Skip to content

Validation

catboost_utils.validation runs cheap pre-flight checks against your training data, returning a structured report you can inspect or assert on.

from catboost_utils import validate

report = validate(
    X, y,
    cat_features=["city"],
    eval_set=(X_val, y_val),
    model_params={"task_type": "GPU"},
)
report.ok           # bool
report.issues       # blocking
report.warnings     # non-blocking
report.raise_if_failed()

Blocking issues

  • empty DataFrame
  • target with NaN or only one unique value
  • categorical features with float dtype
  • NaN in object-dtype columns not declared as cat
  • inf / -inf in numerical columns

Warnings

  • undeclared object/category/string/bool columns
  • low-cardinality int columns (likely categorical)
  • 50% NaN ratio

  • constant columns
  • datetime / timedelta dtype
  • column mismatch between train and eval
  • both class_weights and auto_class_weights set
  • task_type='GPU' or thread_count > 1 (non-bitwise reproducibility)

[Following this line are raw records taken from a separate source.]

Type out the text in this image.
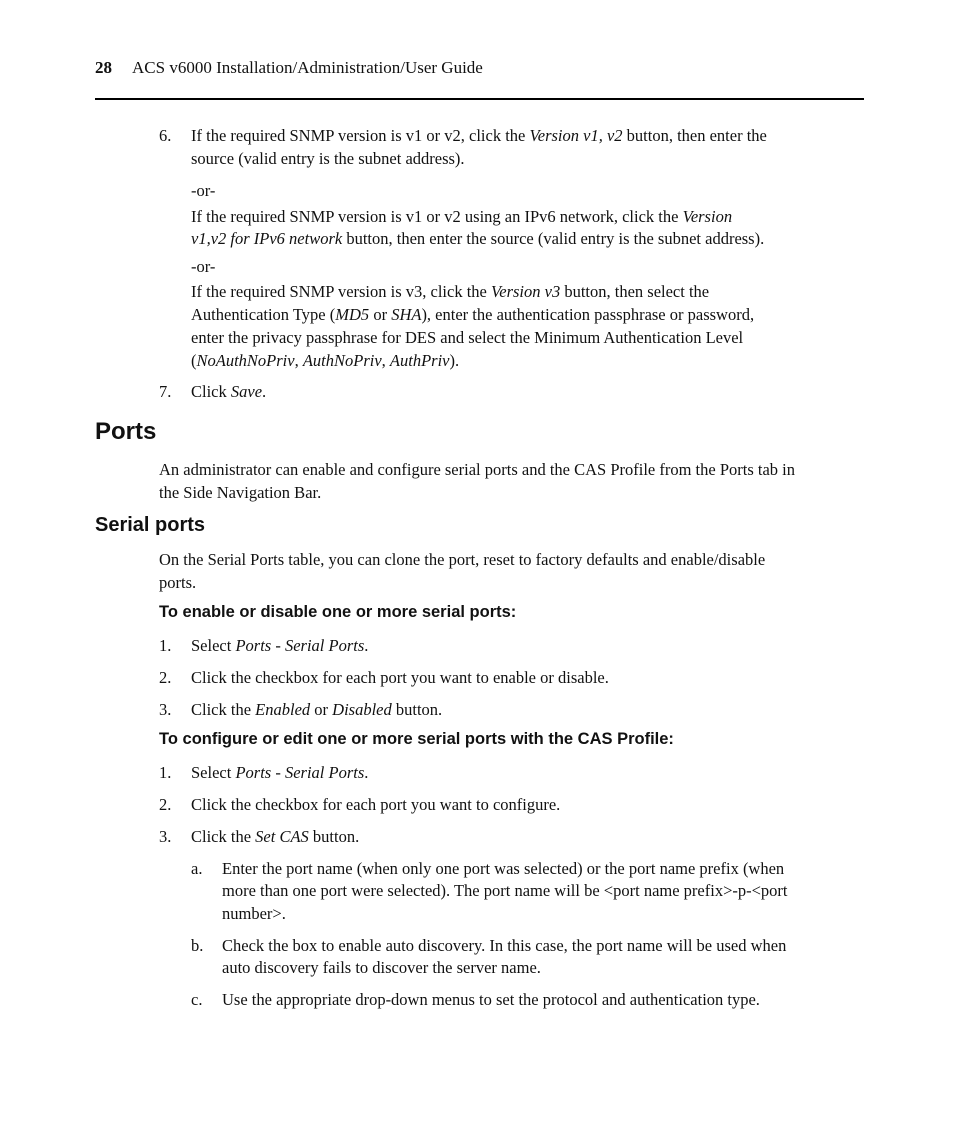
28 ACS v6000 Installation/Administration/User Guide
6. If the required SNMP version is v1 or v2, click the Version v1, v2 button, then enter the
source (valid entry is the subnet address).
-or-
If the required SNMP version is v1 or v2 using an IPv6 network, click the Version
v1,v2 for IPv6 network button, then enter the source (valid entry is the subnet address).
-or-
If the required SNMP version is v3, click the Version v3 button, then select the
Authentication Type (MD5 or SHA), enter the authentication passphrase or password,
enter the privacy passphrase for DES and select the Minimum Authentication Level
(NoAuthNoPriv, AuthNoPriv, AuthPriv).
7. Click Save.
Ports
An administrator can enable and configure serial ports and the CAS Profile from the Ports tab in
the Side Navigation Bar.
Serial ports
On the Serial Ports table, you can clone the port, reset to factory defaults and enable/disable
ports.
To enable or disable one or more serial ports:
1. Select Ports - Serial Ports.
2. Click the checkbox for each port you want to enable or disable.
3. Click the Enabled or Disabled button.
To configure or edit one or more serial ports with the CAS Profile:
1. Select Ports - Serial Ports.
2. Click the checkbox for each port you want to configure.
3. Click the Set CAS button.
a. Enter the port name (when only one port was selected) or the port name prefix (when
more than one port were selected). The port name will be <port name prefix>-p-<port
number>.
b. Check the box to enable auto discovery. In this case, the port name will be used when
auto discovery fails to discover the server name.
c. Use the appropriate drop-down menus to set the protocol and authentication type.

catboost_utils.validation.runner.validate

validate(
    X: DataFrame,
    y: Series | None = None,
    *,
    cat_features: list[str | int] | None = None,
    eval_set: tuple[DataFrame, Any] | None = None,
    model_params: dict[str, Any] | None = None,
) -> ValidationReport

Run pre-flight checks against a training DataFrame.

Parameters:

Name Type Description Default
X DataFrame

feature DataFrame (a catboost.Pool raises NotImplementedError).

required
y Series | None

target series. Optional — when None, target checks are skipped.

None
cat_features list[str | int] | None

list of categorical column names or positional indices.

None
eval_set tuple[DataFrame, Any] | None

optional (X_eval, y_eval) tuple — checks column alignment.

None
model_params dict[str, Any] | None

optional dict of CatBoost params for cross-cutting warnings (class_weights conflict, GPU / multi-thread reproducibility).

None

Returns:

Type Description
ValidationReport

ValidationReport with ok, issues, warnings.

Raises:

Type Description
NotImplementedError

when X is a catboost.Pool.

TypeError

when X is not a DataFrame.

catboost_utils.validation.models.ValidationReport

Bases: BaseModel

Full result of validate().

raise_if_failed

raise_if_failed() -> None

Raise ValidationError if there are any blocking issues.

catboost_utils.validation.models.ValidationIssue

Bases: BaseModel

Blocking problem — training will (almost certainly) fail.

catboost_utils.validation.models.ValidationWarning

Bases: BaseModel

Non-blocking concern — training proceeds but the user should be aware.